Income taxes to Encourage Investment

Primary Principle – Taxes should be used primarily to fund government operations and not for economic incentives. Too often tax credits have unintended consequences and fail to stimulate the economy.

Personal Income Tax

Eliminate AMT and all tax credit. Tax credits such as those for race horses benefit the few in the expense belonging to the many.

Eliminate deductions of charitable contributions. Is included in a one tax payer subsidize another’s favorite charity?

Reduce a child deduction the max of three children. The country is full, encouraging large families is get.

Keep the deduction of home mortgage interest. Proudly owning strengthens and adds resilience to the economy. When the mortgage deduction is eliminated, as the President’s council suggests, the country will see another round of foreclosures and interrupt the recovery of the construction industry.

Allow deductions for expenses and interest on student loans. It pays to for the government to encourage education.

Allow 100% deduction of medical costs and insurance coverage. In business one deducts the price producing wares. The cost at work is partly the repair of ones nicely.

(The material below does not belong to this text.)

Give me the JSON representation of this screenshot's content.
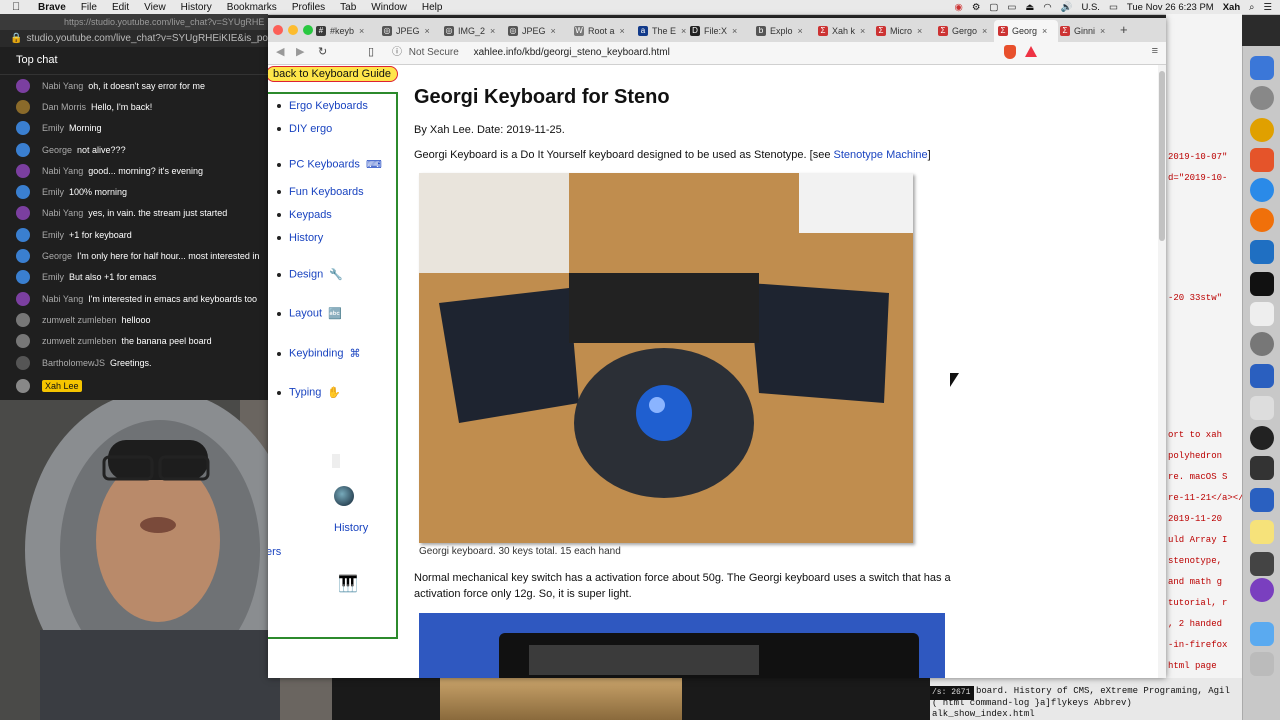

Increase the tax rate to 1950-60s confiscatory levels, but allow liberal deductions for “investments in America”. Prior to the 1980s salary tax code was investment oriented. Today it is consumption oriented. A consumption oriented economy degrades domestic economic health while subsidizing US trading collaborators. The stagnating economy and the ballooning trade deficit are symptoms of consumption tax policies.

Eliminate 401K and IRA programs. All investment in stocks and bonds in order to deductable and only taxed when money is withdrawn from the investment markets. The stock and bond markets have no equivalent towards the real estate’s 1031 pass on. The 1031 industry exemption adds stability for the real estate market allowing accumulated equity to be utilized for further investment.

(Notes)

GDP and Taxes. Taxes can fundamentally be levied as the percentage of GDP. Quicker GDP grows the greater the government’s capacity to tax. Within the stagnate economy and the exporting of jobs coupled with the massive increase in the red there is limited way the usa will survive economically your massive development of tax gains. The only way possible to increase taxes is encourage huge increase in GDP.

Encouraging Domestic Investment. During the 1950-60s tax rates approached 90% for top income earners. The tax code literally forced financial security earners to “Invest in America”. Such policies of deductions for pre paid interest, funding limited partnerships and other investments against earned income had the dual impact of growing GDP while providing jobs for the growing middle class. As jobs were come up with tax revenue from the very center class far offset the deductions by high income earners.

Today much of the freed income from the upper income earner leaves the country for investments in China and Online GST Registration Maharashtra the EU at the expense for the US economic state. Consumption tax polices beginning globe 1980s produced a massive increase inside of the demand for brand name items. Unfortunately those high luxury goods were too often manufactured off shore. Today capital is fleeing to China and India blighting the manufacturing sector of the US and reducing the tax base at a time when debt and an aging population requires greater tax revenues.

The changes above significantly simplify personal income in taxes. Except for accounting for investment profits which are taxed from a capital gains rate which reduces annually based around the length of your capital is invested amount of forms can be reduced along with couple of pages.